Thank you for drawing our attention to this potential for confusion. We believe the key difference between Cdk1i versus taxol/nocodazole/STLC in this context lies with the timing of cell cycle arrest. Cdk1 inhibition arrests cells at the G2/M transition, thereby inhibiting mitotic deadhesion and rounding as well as consequent entosis. Taxol, nocodazole and STLC, on the other hand, arrest cells in prometaphase, during which they do deadhere and round; indeed all 3 of these drugs actually enhance these morphological changes. Consistent with our model of mitotic entosis, these drugs also promote associated cell-in-cell formation. We have added text to clarify the difference between these drug induced effects in the subsection “Taxane treatment promotes mitosis-induced entosis”.

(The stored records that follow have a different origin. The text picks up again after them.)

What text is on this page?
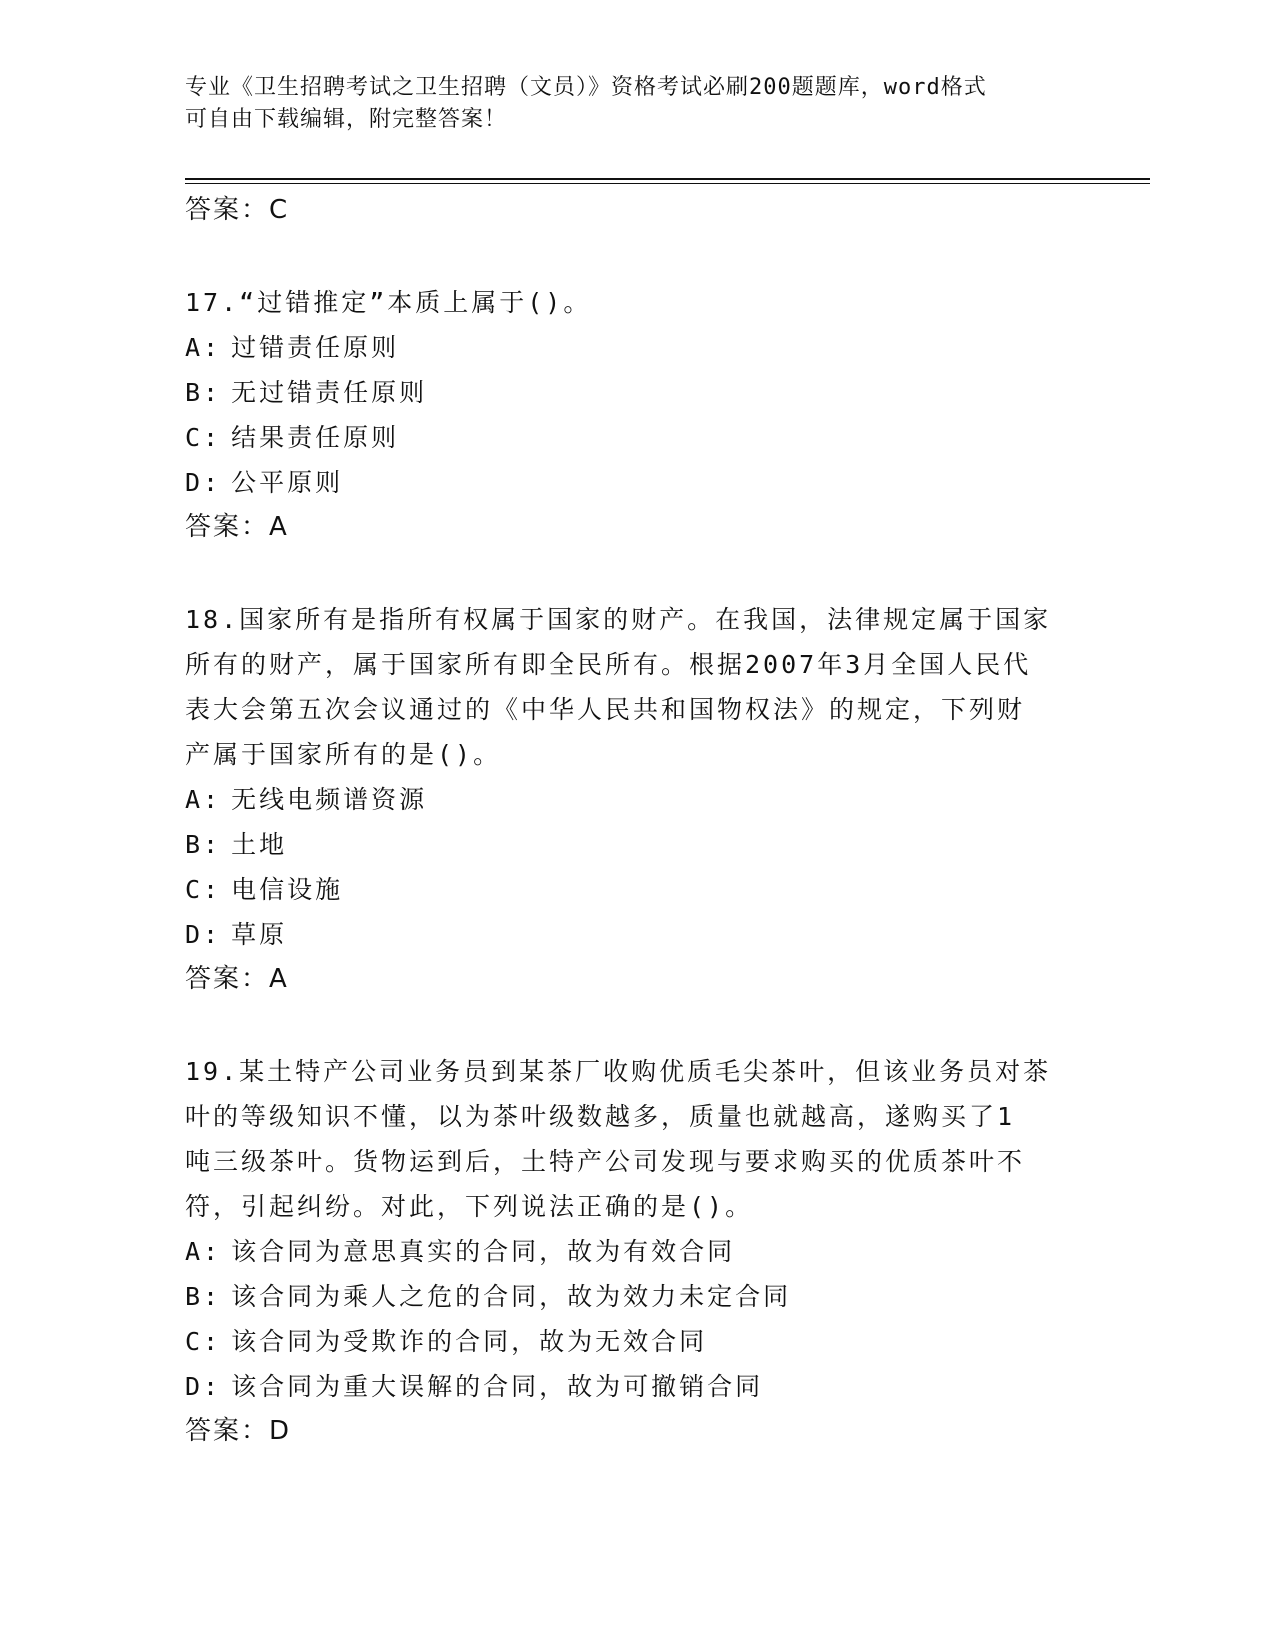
专业《卫生招聘考试之卫生招聘（文员）》资格考试必刷200题题库，word格式
可自由下载编辑，附完整答案！
答案：C
17.“过错推定”本质上属于()。
A: 过错责任原则
B: 无过错责任原则
C: 结果责任原则
D: 公平原则
答案：A
18.国家所有是指所有权属于国家的财产。在我国，法律规定属于国家
所有的财产，属于国家所有即全民所有。根据2007年3月全国人民代
表大会第五次会议通过的《中华人民共和国物权法》的规定，下列财
产属于国家所有的是()。
A: 无线电频谱资源
B: 土地
C: 电信设施
D: 草原
答案：A
19.某土特产公司业务员到某茶厂收购优质毛尖茶叶，但该业务员对茶
叶的等级知识不懂，以为茶叶级数越多，质量也就越高，遂购买了1
吨三级茶叶。货物运到后，土特产公司发现与要求购买的优质茶叶不
符，引起纠纷。对此，下列说法正确的是()。
A: 该合同为意思真实的合同，故为有效合同
B: 该合同为乘人之危的合同，故为效力未定合同
C: 该合同为受欺诈的合同，故为无效合同
D: 该合同为重大误解的合同，故为可撤销合同
答案：D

3) Regarding the relevance of Cdc42 to cancer, could the authors comment on whether Cdc42 expression levels have been shown to impact metastases and/or patient survival? Do MCF7 and HCT116 cells perhaps express reduced levels of Cdc42, compared to normal cells (i.e. MCF10A)? Or is this just a link to cell roundedness independent of cdc42 by increased Rho activity. The answer doesn't really matter here but it just needs more clarity as to why they went from the results on rounding to cancer situations.

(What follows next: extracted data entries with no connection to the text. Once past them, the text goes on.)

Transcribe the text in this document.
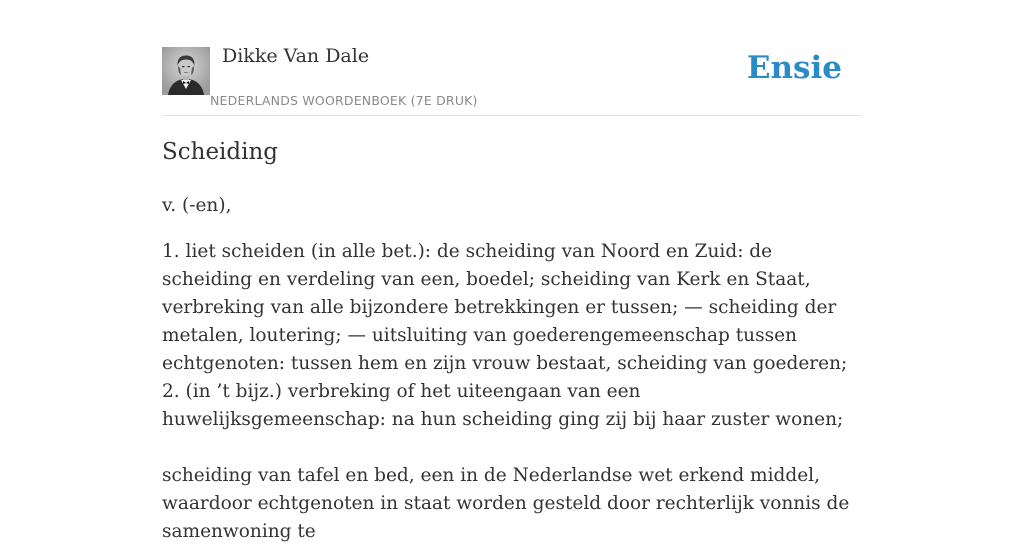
Dikke Van Dale
NEDERLANDS WOORDENBOEK (7E DRUK)
Ensie
Scheiding

v. (-en),

1. liet scheiden (in alle bet.): de scheiding van Noord en Zuid: de scheiding en verdeling van een, boedel; scheiding van Kerk en Staat, verbreking van alle bijzondere betrekkingen er tussen; — scheiding der metalen, loutering; — uitsluiting van goederengemeenschap tussen echtgenoten: tussen hem en zijn vrouw bestaat, scheiding van goederen;

2. (in ’t bijz.) verbreking of het uiteengaan van een huwelijksgemeenschap: na hun scheiding ging zij bij haar zuster wonen;

scheiding van tafel en bed, een in de Nederlandse wet erkend middel, waardoor echtgenoten in staat worden gesteld door rechterlijk vonnis de samenwoning te
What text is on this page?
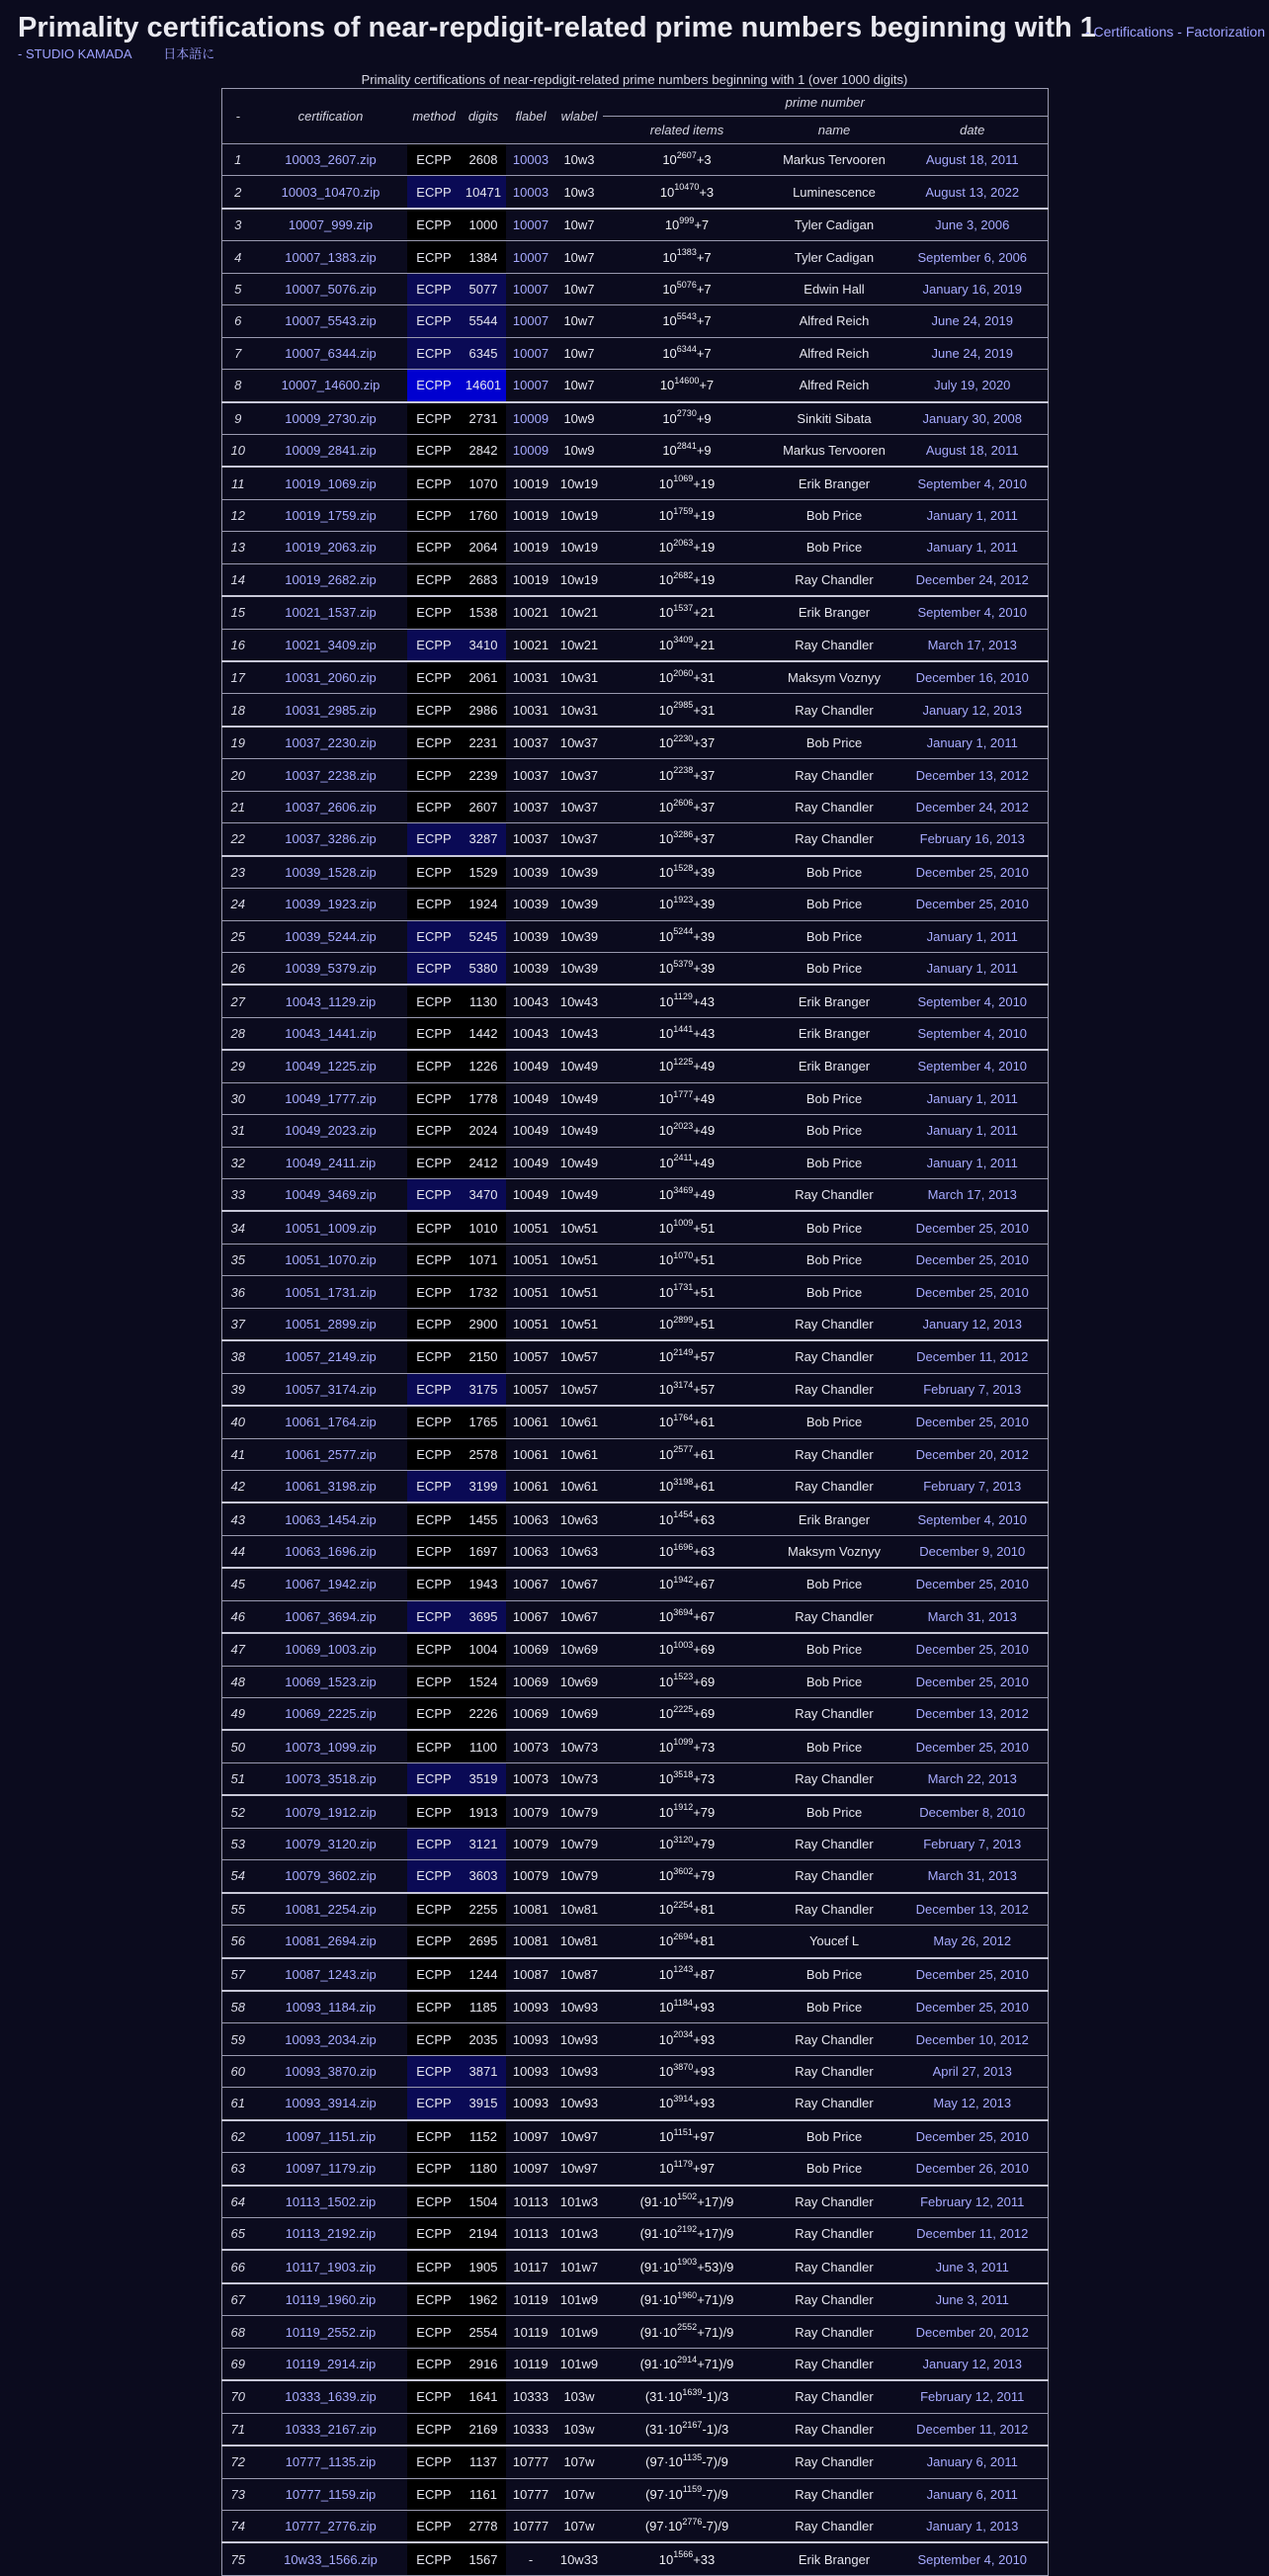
Primality certifications of near-repdigit-related prime numbers beginning with 1
- Certifications - Factorization
- STUDIO KAMADA 日本語に
Primality certifications of near-repdigit-related prime numbers beginning with 1 (over 1000 digits)
-	certification	method	digits	flabel	wlabel	prime number		
						related items	name	date
1	10003_2607.zip	ECPP	2608	10003	10w3	$10^{2607}+3$	Markus Tervooren	August 18, 2011
2	10003_10470.zip	ECPP	10471	10003	10w3	$10^{10470}+3$	Luminescence	August 13, 2022
3	10007_999.zip	ECPP	1000	10007	10w7	$10^{999}+7$	Tyler Cadigan	June 3, 2006
4	10007_1383.zip	ECPP	1384	10007	10w7	$10^{1383}+7$	Tyler Cadigan	September 6, 2006
5	10007_5076.zip	ECPP	5077	10007	10w7	$10^{5076}+7$	Edwin Hall	January 16, 2019
6	10007_5543.zip	ECPP	5544	10007	10w7	$10^{5543}+7$	Alfred Reich	June 24, 2019
7	10007_6344.zip	ECPP	6345	10007	10w7	$10^{6344}+7$	Alfred Reich	June 24, 2019
8	10007_14600.zip	ECPP	14601	10007	10w7	$10^{14600}+7$	Alfred Reich	July 19, 2020
9	10009_2730.zip	ECPP	2731	10009	10w9	$10^{2730}+9$	Sinkiti Sibata	January 30, 2008
10	10009_2841.zip	ECPP	2842	10009	10w9	$10^{2841}+9$	Markus Tervooren	August 18, 2011
11	10019_1069.zip	ECPP	1070	10019	10w19	$10^{1069}+19$	Erik Branger	September 4, 2010
12	10019_1759.zip	ECPP	1760	10019	10w19	$10^{1759}+19$	Bob Price	January 1, 2011
13	10019_2063.zip	ECPP	2064	10019	10w19	$10^{2063}+19$	Bob Price	January 1, 2011
14	10019_2682.zip	ECPP	2683	10019	10w19	$10^{2682}+19$	Ray Chandler	December 24, 2012
15	10021_1537.zip	ECPP	1538	10021	10w21	$10^{1537}+21$	Erik Branger	September 4, 2010
16	10021_3409.zip	ECPP	3410	10021	10w21	$10^{3409}+21$	Ray Chandler	March 17, 2013
17	10031_2060.zip	ECPP	2061	10031	10w31	$10^{2060}+31$	Maksym Voznyy	December 16, 2010
18	10031_2985.zip	ECPP	2986	10031	10w31	$10^{2985}+31$	Ray Chandler	January 12, 2013
19	10037_2230.zip	ECPP	2231	10037	10w37	$10^{2230}+37$	Bob Price	January 1, 2011
20	10037_2238.zip	ECPP	2239	10037	10w37	$10^{2238}+37$	Ray Chandler	December 13, 2012
21	10037_2606.zip	ECPP	2607	10037	10w37	$10^{2606}+37$	Ray Chandler	December 24, 2012
22	10037_3286.zip	ECPP	3287	10037	10w37	$10^{3286}+37$	Ray Chandler	February 16, 2013
23	10039_1528.zip	ECPP	1529	10039	10w39	$10^{1528}+39$	Bob Price	December 25, 2010
24	10039_1923.zip	ECPP	1924	10039	10w39	$10^{1923}+39$	Bob Price	December 25, 2010
25	10039_5244.zip	ECPP	5245	10039	10w39	$10^{5244}+39$	Bob Price	January 1, 2011
26	10039_5379.zip	ECPP	5380	10039	10w39	$10^{5379}+39$	Bob Price	January 1, 2011
27	10043_1129.zip	ECPP	1130	10043	10w43	$10^{1129}+43$	Erik Branger	September 4, 2010
28	10043_1441.zip	ECPP	1442	10043	10w43	$10^{1441}+43$	Erik Branger	September 4, 2010
29	10049_1225.zip	ECPP	1226	10049	10w49	$10^{1225}+49$	Erik Branger	September 4, 2010
30	10049_1777.zip	ECPP	1778	10049	10w49	$10^{1777}+49$	Bob Price	January 1, 2011
31	10049_2023.zip	ECPP	2024	10049	10w49	$10^{2023}+49$	Bob Price	January 1, 2011
32	10049_2411.zip	ECPP	2412	10049	10w49	$10^{2411}+49$	Bob Price	January 1, 2011
33	10049_3469.zip	ECPP	3470	10049	10w49	$10^{3469}+49$	Ray Chandler	March 17, 2013
34	10051_1009.zip	ECPP	1010	10051	10w51	$10^{1009}+51$	Bob Price	December 25, 2010
35	10051_1070.zip	ECPP	1071	10051	10w51	$10^{1070}+51$	Bob Price	December 25, 2010
36	10051_1731.zip	ECPP	1732	10051	10w51	$10^{1731}+51$	Bob Price	December 25, 2010
37	10051_2899.zip	ECPP	2900	10051	10w51	$10^{2899}+51$	Ray Chandler	January 12, 2013
38	10057_2149.zip	ECPP	2150	10057	10w57	$10^{2149}+57$	Ray Chandler	December 11, 2012
39	10057_3174.zip	ECPP	3175	10057	10w57	$10^{3174}+57$	Ray Chandler	February 7, 2013
40	10061_1764.zip	ECPP	1765	10061	10w61	$10^{1764}+61$	Bob Price	December 25, 2010
41	10061_2577.zip	ECPP	2578	10061	10w61	$10^{2577}+61$	Ray Chandler	December 20, 2012
42	10061_3198.zip	ECPP	3199	10061	10w61	$10^{3198}+61$	Ray Chandler	February 7, 2013
43	10063_1454.zip	ECPP	1455	10063	10w63	$10^{1454}+63$	Erik Branger	September 4, 2010
44	10063_1696.zip	ECPP	1697	10063	10w63	$10^{1696}+63$	Maksym Voznyy	December 9, 2010
45	10067_1942.zip	ECPP	1943	10067	10w67	$10^{1942}+67$	Bob Price	December 25, 2010
46	10067_3694.zip	ECPP	3695	10067	10w67	$10^{3694}+67$	Ray Chandler	March 31, 2013
47	10069_1003.zip	ECPP	1004	10069	10w69	$10^{1003}+69$	Bob Price	December 25, 2010
48	10069_1523.zip	ECPP	1524	10069	10w69	$10^{1523}+69$	Bob Price	December 25, 2010
49	10069_2225.zip	ECPP	2226	10069	10w69	$10^{2225}+69$	Ray Chandler	December 13, 2012
50	10073_1099.zip	ECPP	1100	10073	10w73	$10^{1099}+73$	Bob Price	December 25, 2010
51	10073_3518.zip	ECPP	3519	10073	10w73	$10^{3518}+73$	Ray Chandler	March 22, 2013
52	10079_1912.zip	ECPP	1913	10079	10w79	$10^{1912}+79$	Bob Price	December 8, 2010
53	10079_3120.zip	ECPP	3121	10079	10w79	$10^{3120}+79$	Ray Chandler	February 7, 2013
54	10079_3602.zip	ECPP	3603	10079	10w79	$10^{3602}+79$	Ray Chandler	March 31, 2013
55	10081_2254.zip	ECPP	2255	10081	10w81	$10^{2254}+81$	Ray Chandler	December 13, 2012
56	10081_2694.zip	ECPP	2695	10081	10w81	$10^{2694}+81$	Youcef L	May 26, 2012
57	10087_1243.zip	ECPP	1244	10087	10w87	$10^{1243}+87$	Bob Price	December 25, 2010
58	10093_1184.zip	ECPP	1185	10093	10w93	$10^{1184}+93$	Bob Price	December 25, 2010
59	10093_2034.zip	ECPP	2035	10093	10w93	$10^{2034}+93$	Ray Chandler	December 10, 2012
60	10093_3870.zip	ECPP	3871	10093	10w93	$10^{3870}+93$	Ray Chandler	April 27, 2013
61	10093_3914.zip	ECPP	3915	10093	10w93	$10^{3914}+93$	Ray Chandler	May 12, 2013
62	10097_1151.zip	ECPP	1152	10097	10w97	$10^{1151}+97$	Bob Price	December 25, 2010
63	10097_1179.zip	ECPP	1180	10097	10w97	$10^{1179}+97$	Bob Price	December 26, 2010
64	10113_1502.zip	ECPP	1504	10113	101w3	$(91\cdot 10^{1502}+17)/9$	Ray Chandler	February 12, 2011
65	10113_2192.zip	ECPP	2194	10113	101w3	$(91\cdot 10^{2192}+17)/9$	Ray Chandler	December 11, 2012
66	10117_1903.zip	ECPP	1905	10117	101w7	$(91\cdot 10^{1903}+53)/9$	Ray Chandler	June 3, 2011
67	10119_1960.zip	ECPP	1962	10119	101w9	$(91\cdot 10^{1960}+71)/9$	Ray Chandler	June 3, 2011
68	10119_2552.zip	ECPP	2554	10119	101w9	$(91\cdot 10^{2552}+71)/9$	Ray Chandler	December 20, 2012
69	10119_2914.zip	ECPP	2916	10119	101w9	$(91\cdot 10^{2914}+71)/9$	Ray Chandler	January 12, 2013
70	10333_1639.zip	ECPP	1641	10333	103w	$(31\cdot 10^{1639}-1)/3$	Ray Chandler	February 12, 2011
71	10333_2167.zip	ECPP	2169	10333	103w	$(31\cdot 10^{2167}-1)/3$	Ray Chandler	December 11, 2012
72	10777_1135.zip	ECPP	1137	10777	107w	$(97\cdot 10^{1135}-7)/9$	Ray Chandler	January 6, 2011
73	10777_1159.zip	ECPP	1161	10777	107w	$(97\cdot 10^{1159}-7)/9$	Ray Chandler	January 6, 2011
74	10777_2776.zip	ECPP	2778	10777	107w	$(97\cdot 10^{2776}-7)/9$	Ray Chandler	January 1, 2013
75	10w33_1566.zip	ECPP	1567	-	10w33	$10^{1566}+33$	Erik Branger	September 4, 2010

This is an interesting point. Although it is tempting to speculate that Cdc42 deregulation could be directly involved in tumour cell cannibalism, this specific GTPase has not been widely implicated in cancer and so we have not tested for this directly. We would consider it more likely that there are multiple pathways that can enhance mitotic cell rounding to drive entosis, perhaps converging on activation of RhoA, ROCK and myosin.

Our rationale for exploring cancer cell lines was that a) cancer cells tend to undergo deregulated divisions, and b) mitotic rounding has emerged as a process that may be relevant in cancer biology (e.g. Cadart et al., 2014). We have attempted to outline this reasoning more clearly in the subsection “Mitosis-induced entosis occurs constitutively in adherent cancer cell lines and human 258 tumours with pleiotropic effects”.

Reviewer #3:

The authors have addressed my comments in detail. I note that they have not demonstrated that rhoA activation is necessary for entosis in the cdc42 knock-down conditions. The authors mentioned that "Unfortunately, it is not possible to demonstrate this link unambiguously, because RhoA inhibition will block entotic cell-in-cell formation regardless of its trigger, due to downstream effects on myosin contractility (Overholtzer et al., 2007) and actin dynamics (Purvanov et al., 2014)".

Do they mean that RhoA is required in the engulfed or the engulfing cells?

In the context of detachment-induced entosis, it is well established that RhoA activity in the internalising cell promotes contractility and stiffening through ROCK and myosin, to facilitate the ‘invasion’ of a more physically deformable host^1,2. Our data suggest a similar pathway operates during mitotic entosis, which is also dependent on ROCK activation and similarly involves localised myosin phosphorylation the internalising cell tail.

Have the authors considered to address the role of RhoA dependent contractility in adherent cell entosis by:

Using a RhoA-depleted and wt mixed cell population as performed in Figure 2f-G for cdc42-depleted versus wt cells?

Analysing other regulators of the cell cortex contractility during mitosis such as ERM proteins?

We agree that these are interesting questions that, as noted by the editor, could form the basis of follow up work.

References

1) Overholtzer, M. et al. A nonapoptotic cell death process, entosis, that occurs by cell-in-cell invasion. Cell 131, 966–979 (2007).

2) Sun, Q. et al. Competition between human cells by entosis. Cell Res. 24, 1299–1310 (2014).